Segmenting data concepts
Before explaining data segments, we have to review basic statistical concepts such as mean and standard deviation. The reason is that each segment has a mean, or central, value, and each point is separated from the central point. The best case is that this separation of points from the mean point is as small as possible for each segment of data.
For the group of data in Figure 1.1, we will explain the mean and the separation of each point from the center measured by the standard deviation:
The mean of the data on the left of the chart is 204. The group's centroid is represented by the middle line in Figure 1.1.
The standard deviation for this data is 12.49. So, the data upper limit is 216.49 and the lower limit is 191.51.
The standard deviation is the average separation of all the points from the centroid of the segment. It affects the grouping segments, as we want compact groups with a small separation between the group's data points. A small standard deviation means a smaller distance from the group's points to the centroid. The best case for the data segments is that these data points are as close as possible to the centroid. So, the standard deviation of the segment must be a small value.

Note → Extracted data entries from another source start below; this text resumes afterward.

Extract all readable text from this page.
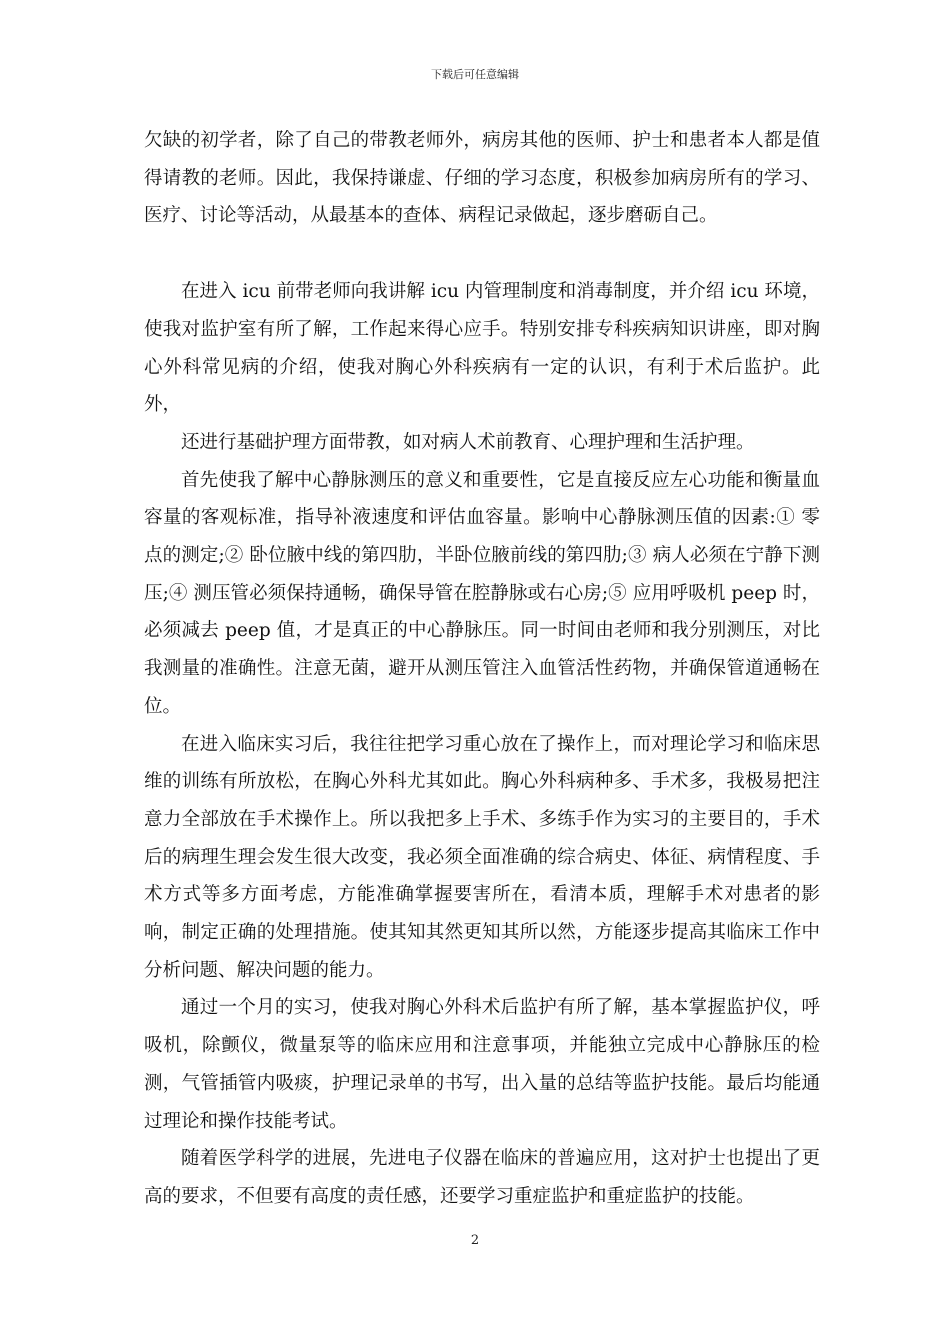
下载后可任意编辑

欠缺的初学者，除了自己的带教老师外，病房其他的医师、护士和患者本人都是值得请教的老师。因此，我保持谦虚、仔细的学习态度，积极参加病房所有的学习、医疗、讨论等活动，从最基本的查体、病程记录做起，逐步磨砺自己。

在进入 icu 前带老师向我讲解 icu 内管理制度和消毒制度，并介绍 icu 环境，使我对监护室有所了解，工作起来得心应手。特别安排专科疾病知识讲座，即对胸心外科常见病的介绍，使我对胸心外科疾病有一定的认识，有利于术后监护。此外，

还进行基础护理方面带教，如对病人术前教育、心理护理和生活护理。

首先使我了解中心静脉测压的意义和重要性，它是直接反应左心功能和衡量血容量的客观标准，指导补液速度和评估血容量。影响中心静脉测压值的因素:① 零点的测定;② 卧位腋中线的第四肋，半卧位腋前线的第四肋;③ 病人必须在宁静下测压;④ 测压管必须保持通畅，确保导管在腔静脉或右心房;⑤ 应用呼吸机 peep 时，必须减去 peep 值，才是真正的中心静脉压。同一时间由老师和我分别测压，对比我测量的准确性。注意无菌，避开从测压管注入血管活性药物，并确保管道通畅在位。

在进入临床实习后，我往往把学习重心放在了操作上，而对理论学习和临床思维的训练有所放松，在胸心外科尤其如此。胸心外科病种多、手术多，我极易把注意力全部放在手术操作上。所以我把多上手术、多练手作为实习的主要目的，手术后的病理生理会发生很大改变，我必须全面准确的综合病史、体征、病情程度、手术方式等多方面考虑，方能准确掌握要害所在，看清本质，理解手术对患者的影响，制定正确的处理措施。使其知其然更知其所以然，方能逐步提高其临床工作中分析问题、解决问题的能力。

通过一个月的实习，使我对胸心外科术后监护有所了解，基本掌握监护仪，呼吸机，除颤仪，微量泵等的临床应用和注意事项，并能独立完成中心静脉压的检测，气管插管内吸痰，护理记录单的书写，出入量的总结等监护技能。最后均能通过理论和操作技能考试。

随着医学科学的进展，先进电子仪器在临床的普遍应用，这对护士也提出了更高的要求，不但要有高度的责任感，还要学习重症监护和重症监护的技能。

2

Now, we will explore four segments of a group of data. We will find out whether all the segments are optimal, and whether the points are close to their respective centroids.
In Figure 1.2, the left column is sales revenue data. The right column is the data segments:
We have four segments, and we will analyze the mean and the standard deviation to see whether the points have an optimal separation from the centroid. The separation is given by the standard deviation.
Figure 1.3 is the chart for all the data points in Figure 1.2. We can identify four possible segments by simple visual analysis:
We will analyze the centroid and the separation of the points for each segment in Figure 1.3. We can see that the group between 0 and 60 on the y axis is probably an outlier because the revenue is very low compared with the rest of the segments. The other groups appear to be compact around their respective centroid. We will confirm this in the charts of each segment.
The mean for the first segment is 18.775. The standard deviation is 15.09. That means there is a lot of variation around the centroid. This segment is not very compact, as we can see in Figure 1.4. The data is scattered and not close to the centroid value of 18.775:
The centroid of this segment is 18.775. The separation of the points measured by the standard deviation is 15.06. The points fall in the range of 3 to 33. That means the separation is wide and the segment is not compact. An explanation for this type of segment is that the points are outliers. They are points that do not have normal behavior and deserve special analysis to research. When we have points that are outside the normal operation values, for example, transactions with smaller amounts than normal at places and times that do not correspond to the rest of the data, we have to do deeper research because they could be indicators of fraud. Or, maybe they are sales that occur only at specific times of the month or year.
The second segment is more compact than the first one. The mean is 204 and there's a small standard deviation of 12.49. The upper limit is 216 and the lower limit is 192. This is an example of a good segmentation group. The distance from the data points to the centroid is small.
Next is segment number three:
The mean is 204, the upper limit is 216, and the lower limit is 192. By the standard deviation of the points, we also conclude that the segment is compact enough to give reliable information.
The points are close to the centroid, so the behavior of the members of the group or segment is very similar.
Segment number four is the smallest of all. It is shown in Figure 1.7:
The limits are 62 and 86 and the mean is 74. Figure 1.3 shows that segment four is the group with the second-lowest revenue after segment one. But segment one is scattered with a large standard deviation, so it is a not compact group, and the information is not reliable.
After reviewing the four segments, we conclude that segment number one is the lowest revenue group. It also has the highest separation of points from its centroid. It is probably an outlier and represents the non-regular behavior of sales.
In this section, we reviewed the basic statistical concepts and how they relate to segmentation. We learned that the best-case scenario is to have compact groups with a small standard deviation from the group's mean. It is important to follow up on the points that are outside the groups. These outliers (with very different behavior compared with the rest of the values) could be indicators of fraud. In the next section, we will apply these concepts to multi-variable analysis. We will have groups with two or more variables.